By Alessia Mauri
Moroccan women’s political participation is an essential component of the country’s democratization and modernizing processes. Moroccan women obtained the right to compete for office in 1963, even though no woman was elected to the country’s parliament until 1993. Over the past two decades, Morocco has reformed its legal and institutional framework to promote women’s representation in decision-making positions. Nevertheless, women’s political voice remains underrepresented. In a period marked by the desire to build economically competitive societies, to catalyze social cohesion and social justice, the European Union and Morocco aim to empower women to be equal partners in the countries’ political future.
The EU put forward ambitious plans to promote women’s empowerment in politics in Morocco. Since 2012, with budget assistance of EUR 35 million, the EU has been funding Morocco’s Government Plan for Equality – PGE 1 and 2, aimed at “strengthening women’s political representation […] and seeking to reinforce affirmative action measures”. Further, as a co-financier, the European Commission supported the three-year pilot project ‘Let’s Get Involved! For More Women in Politics in Morocco and Benin’ (2018-2021). The project launched in March 2018 by a consortium of African and European partners under the leadership of the Konrad Adenauer Foundation. It encouraged women’s participation and influence across eight Moroccan political parties by bolstering the skills and confidence of young female party members, increasing the awareness of senior party officials, and establishing more inclusive party structures. To achieve these goals, the Konrad Adenauer Foundation (KAS) “offers direct mentoring opportunities to young women, while sharing tools with political parties to encourage them to better integrate aspiring politicians”.

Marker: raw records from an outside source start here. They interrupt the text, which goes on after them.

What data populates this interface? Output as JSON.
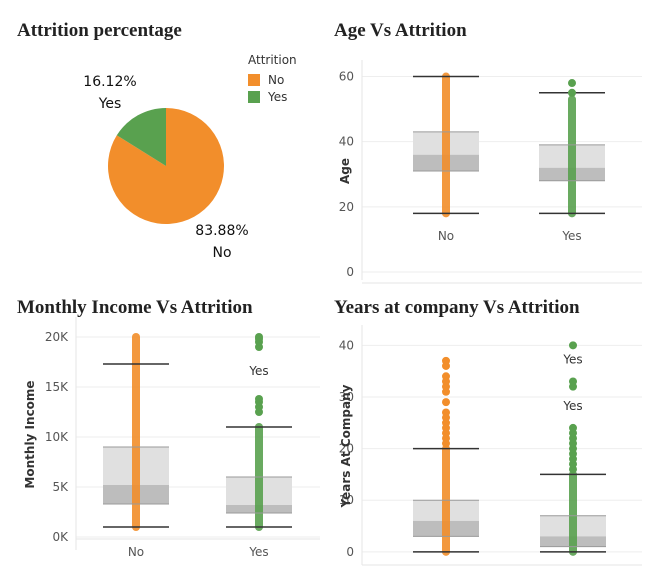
{
  "colors": {
    "no": "#f28e2b",
    "yes": "#59a14f",
    "whisker": "#333333",
    "box_upper": "#e0e0e0",
    "box_lower": "#bdbdbd",
    "grid": "#eeeeee"
  },
  "chart_data": [
    {
      "id": "pie",
      "type": "pie",
      "title": "Attrition percentage",
      "legend": {
        "title": "Attrition",
        "position": "top-right",
        "items": [
          "No",
          "Yes"
        ]
      },
      "slices": [
        {
          "name": "No",
          "value": 83.88,
          "label": "83.88%",
          "sublabel": "No"
        },
        {
          "name": "Yes",
          "value": 16.12,
          "label": "16.12%",
          "sublabel": "Yes"
        }
      ]
    },
    {
      "id": "age",
      "type": "box",
      "title": "Age Vs Attrition",
      "ylabel": "Age",
      "ylim": [
        0,
        62
      ],
      "yticks": [
        0,
        20,
        40,
        60
      ],
      "ytick_labels": [
        "0",
        "20",
        "40",
        "60"
      ],
      "categories": [
        "No",
        "Yes"
      ],
      "boxes": [
        {
          "name": "No",
          "min": 18,
          "q1": 31,
          "median": 36,
          "q3": 43,
          "max": 60,
          "points_from": 18,
          "points_to": 60,
          "outliers": []
        },
        {
          "name": "Yes",
          "min": 18,
          "q1": 28,
          "median": 32,
          "q3": 39,
          "max": 55,
          "points_from": 18,
          "points_to": 53,
          "outliers": [
            55,
            58
          ]
        }
      ],
      "annotations": []
    },
    {
      "id": "income",
      "type": "box",
      "title": "Monthly Income Vs Attrition",
      "ylabel": "Monthly Income",
      "ylim": [
        -500,
        21000
      ],
      "yticks": [
        0,
        5000,
        10000,
        15000,
        20000
      ],
      "ytick_labels": [
        "0K",
        "5K",
        "10K",
        "15K",
        "20K"
      ],
      "categories": [
        "No",
        "Yes"
      ],
      "boxes": [
        {
          "name": "No",
          "min": 1000,
          "q1": 3300,
          "median": 5200,
          "q3": 9000,
          "max": 17300,
          "points_from": 1000,
          "points_to": 20000,
          "outliers": []
        },
        {
          "name": "Yes",
          "min": 1000,
          "q1": 2400,
          "median": 3200,
          "q3": 6000,
          "max": 11000,
          "points_from": 1000,
          "points_to": 11000,
          "outliers": [
            12500,
            13000,
            13500,
            13800,
            19000,
            19500,
            19800,
            20000
          ]
        }
      ],
      "annotations": [
        {
          "text": "Yes",
          "category": "Yes",
          "y": 16200
        }
      ]
    },
    {
      "id": "years",
      "type": "box",
      "title": "Years at company Vs Attrition",
      "ylabel": "Years At Company",
      "ylim": [
        -1,
        42
      ],
      "yticks": [
        0,
        10,
        20,
        30,
        40
      ],
      "ytick_labels": [
        "0",
        "10",
        "20",
        "30",
        "40"
      ],
      "categories": [
        "No",
        "Yes"
      ],
      "boxes": [
        {
          "name": "No",
          "min": 0,
          "q1": 3,
          "median": 6,
          "q3": 10,
          "max": 20,
          "points_from": 0,
          "points_to": 20,
          "outliers": [
            21,
            22,
            23,
            24,
            25,
            26,
            27,
            29,
            31,
            32,
            33,
            34,
            36,
            37
          ]
        },
        {
          "name": "Yes",
          "min": 0,
          "q1": 1,
          "median": 3,
          "q3": 7,
          "max": 15,
          "points_from": 0,
          "points_to": 15,
          "outliers": [
            16,
            17,
            18,
            19,
            20,
            21,
            22,
            23,
            24,
            32,
            33,
            40
          ]
        }
      ],
      "annotations": [
        {
          "text": "Yes",
          "category": "Yes",
          "y": 36.5
        },
        {
          "text": "Yes",
          "category": "Yes",
          "y": 27.5
        }
      ]
    }
  ]
}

In 2020, the EU started supporting Morocco’s Parliament through the EU Twinning Instrument (2020-2022) to share the EU member states’ public sector expertise with Morocco. With a budget of EUR 1.2 million, the project encourages Moroccan parliamentary staff members to commit themselves to the principle of gender equality and to develop instruments and strategies based on a gender-sensitive approach. To meet the reform demands, in 2016 Morocco’s government revised the gender quota first adopted in 2002, increasing the number of parliamentary seats reserved for women from 30 to 60. As a result, women’s representation in Parliament has continuously increased. Ahead of the September 2021 general election, the country’s government approved a new electoral law, which now reserves 90 parliamentary seats for women elected from regional electoral lists. This measure effectively made a difference as 95 of 395 seats in the House of Representatives are now held by women. For the first time, in Morocco’s three major cities: Casablanca, Marrakech, and Rabat three women were elected as mayors.
Despite these achievements, the EU’s pursuit of policies to achieve progress in women’s political voice in Morocco faces several societal and institutional challenges. The socio-cultural beliefs and conservative legal norms of Moroccan patriarchal society place different expectations on women and men regarding their contribution to society. Even though Morocco has lifted legal restrictions on women’s ability to vote and run for office, they continue to face discriminationunder family and personal status. This uneven social and legal status negatively affects women’s political participation, “ […] when a woman succeeds in affirming herself, there is a huge mobilization against her […]”. The differing gender expectations and women’s fear of being stigmatized for challenging social norms has slowed the implementation of gender parity laws. Further, as Joseph Suad argues, male political dominance “reinforces patriarchy in that males and seniors constitute the overwhelming majority of political power-holders, as heads of state, members of parliament, government officials, and members of political parties”. Accordingly, political parties in Morocco are male-dominated, as men tend to appoint other men and use gender-blind criteria for selecting candidates. Undoubtedly, political parties respect the law prescribing quotas to enhance women’s inclusion but as women are perceived as less electable, they place them in lower positions or in the electoral constituencies where the party is less likely to win. The reactions of the political parties to the proposed reforms or implementation process are torn between hesitation, reticence, and hostility. Ultimately, interests, ideological and political stakes prevail over the promotion of the principle of parity in democratic political participation.
Since 2012, the EU has supported programs for strengthening women’s political representation and institutional gender equality in Morocco. Yet, the conservative legal norms, the patriarchal societal stereotypes, and male dominance over political parties are slowing down the path towards women’s empowerment in Morocco. Notwithstanding the significant alarm bells of the ongoing political discrimination against women, political participation, and representation of women in Morocco are resounding ever louder and this may lead to institutional and legal reforms to strengthen women’s political rights in the country.